In the end, the guaranteed solution to our Medicare cost problem -- which is our deficit problem -- is "Medicare for All." But we're told that this approach isn't "politically feasible." It would certainly take "courage," which may be why we haven't heard Alan Simpson, Erskine Bowles, or the editors of The Washington Post pushing for it.

I guess they have "an aversion to telling the truth."

The Race

Did the Democrats embrace their opponents' platform when they embraced Simpson-Bowles, which they misleadingly presented as the work of a "bipartisan commission"? Were they playing some sort of deep game, counting on their opponents to be intransigent so that they could appear reasonable?
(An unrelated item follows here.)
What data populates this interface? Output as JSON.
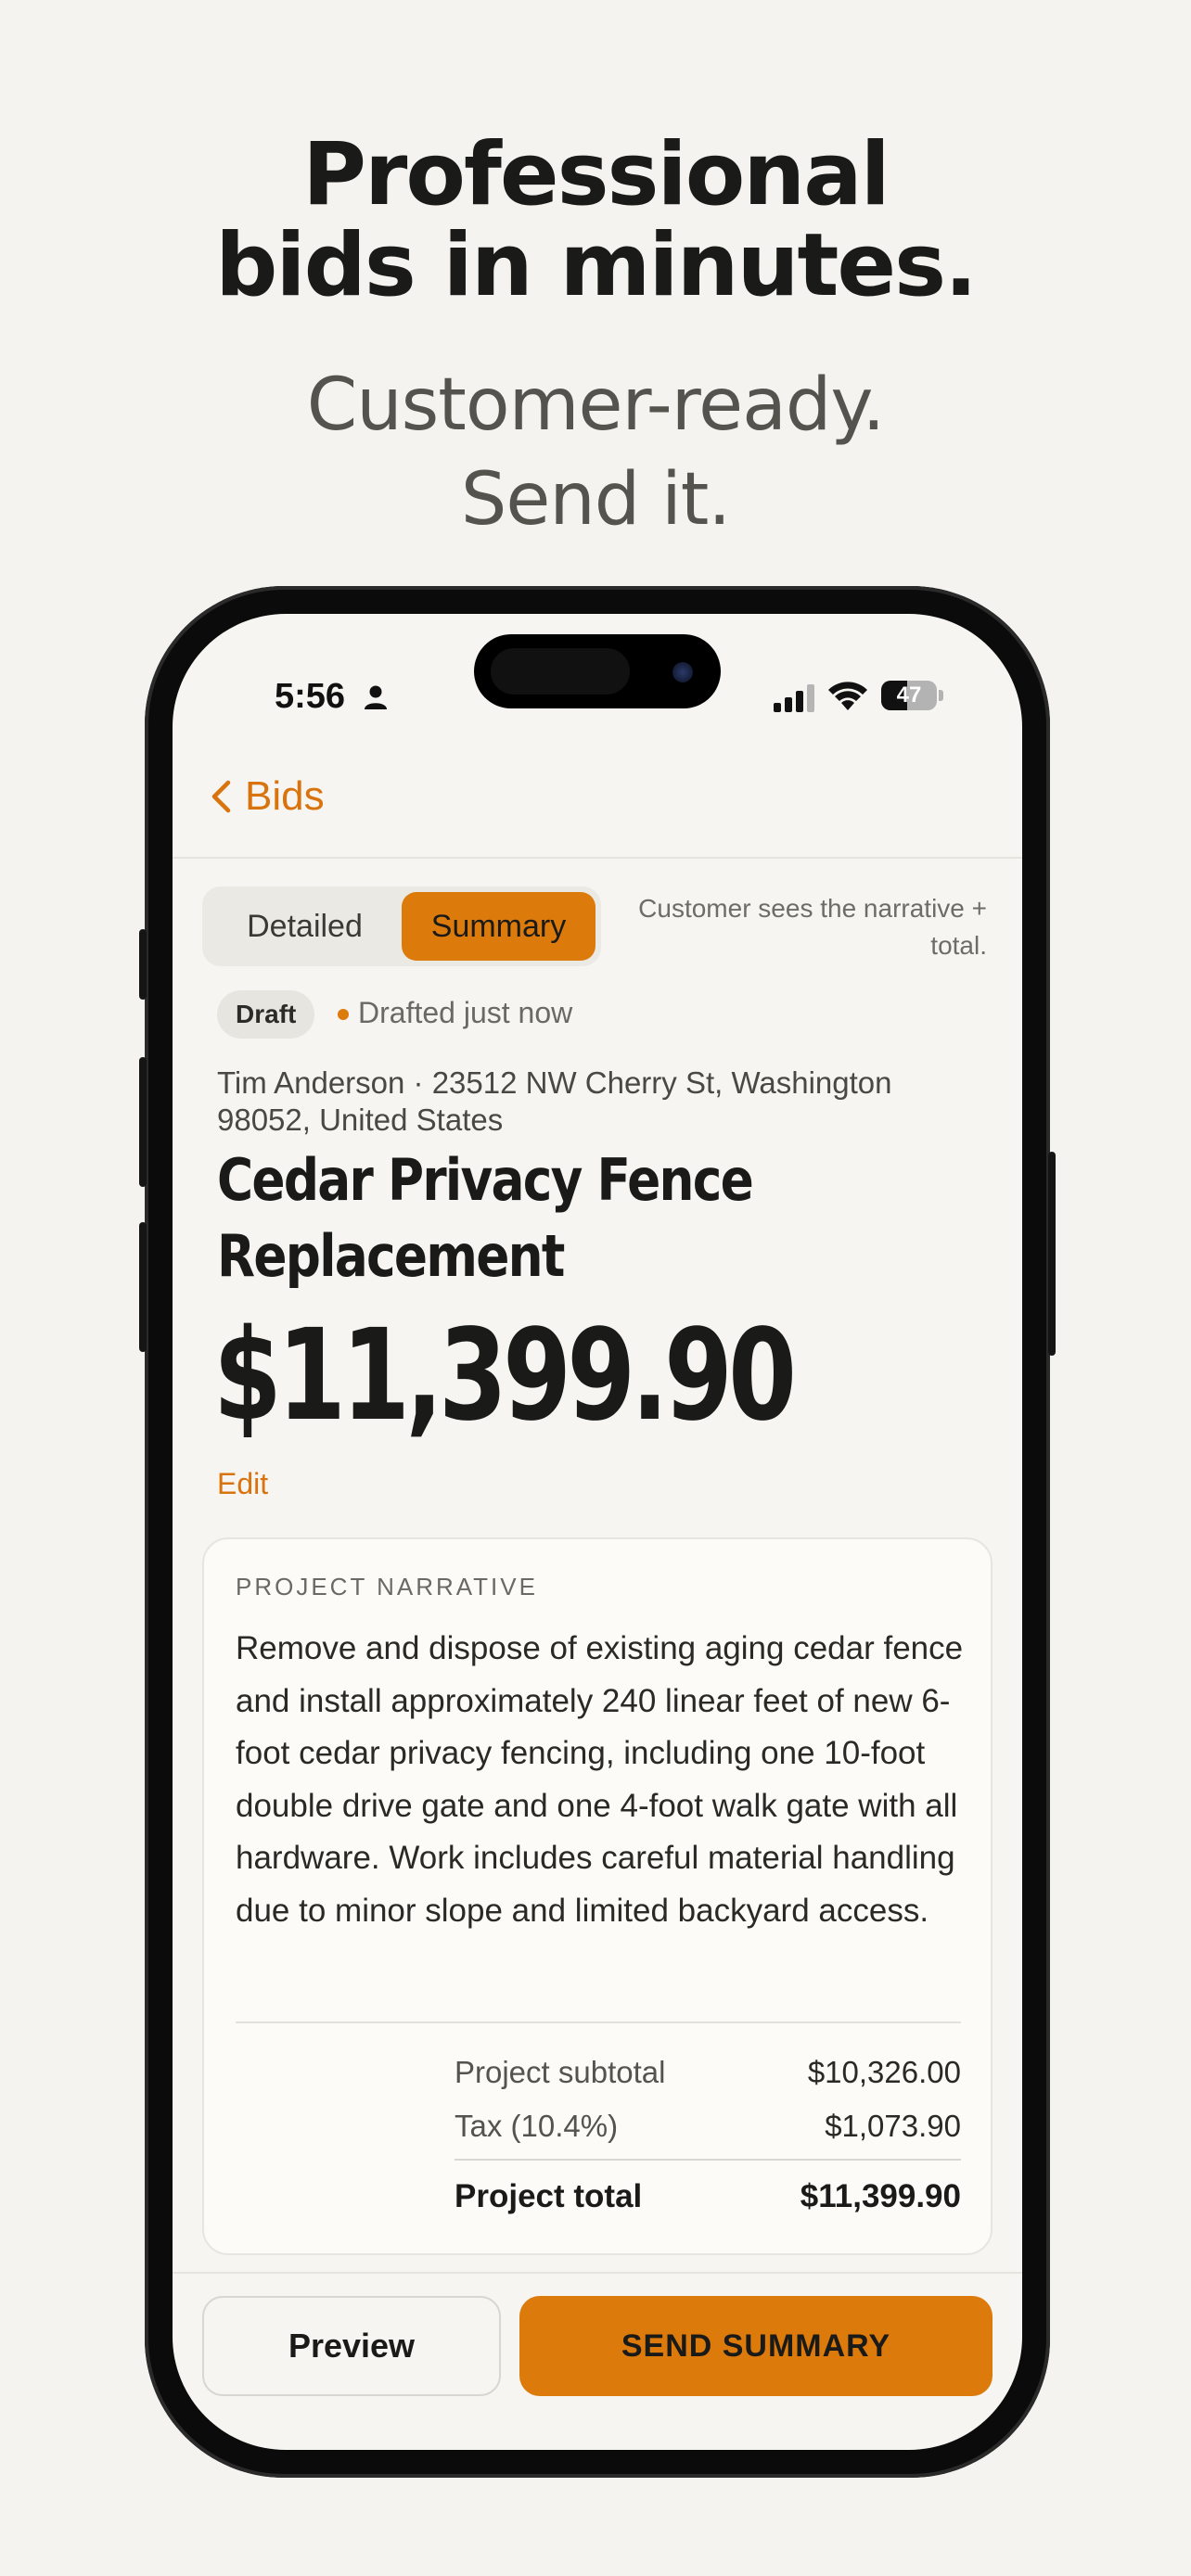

Or were they making the decision to run on a platform of benefit cuts to Social Security and Medicare? That would be political suicide and a grim harbinger of things to come under a second Obama term.

If that's the case, then voters, especially Democratic ones, have an opportunity and an obligation: They should inundate the White House with phone calls and emails asking the Democrats to declare their unequivocal support for the Democratic portions of their convention and pre-convention speeches: job creation, "fair share" taxation for millionaires and billionaires, and defending Social Security and Medicare benefits from that small circle who will go to any lengths to cut them.

But the race is on, and the finish line is within sight. If voters are going to persuade the White House to make a course correction, they'd better do it soon. One thing is clear: If Democrats don't do a better job distinguishing themselves from the GOP than they did in 2010, they'll get the same outcome.

Obama isn't enjoying that bump because a few people mentioned a Simpson-Bowles plan. The bump came from talk about jobs, protecting Social Security and Medicare, and asking millionaires to pay their fair share. Call it what you want, but the right economic plan is also a winning political platform.

But the Simpson-Bowles plan, even if it's presented as "Austerity Lite," will hurt the Democrats. And it will spell disaster for people who depend on Social Security or Medicare, people who need a job, or... well, for pretty much everyone. American voters want these programs protected. They've rejected the austerity economics that's currently wounding Europe. And they appreciate it when someone represents their interests.

The party that speaks for these voters will find better rewards than anyone else can offer -- even the billionaire-funded insiders who make up the Circle and want to leave the rest of us in a hole.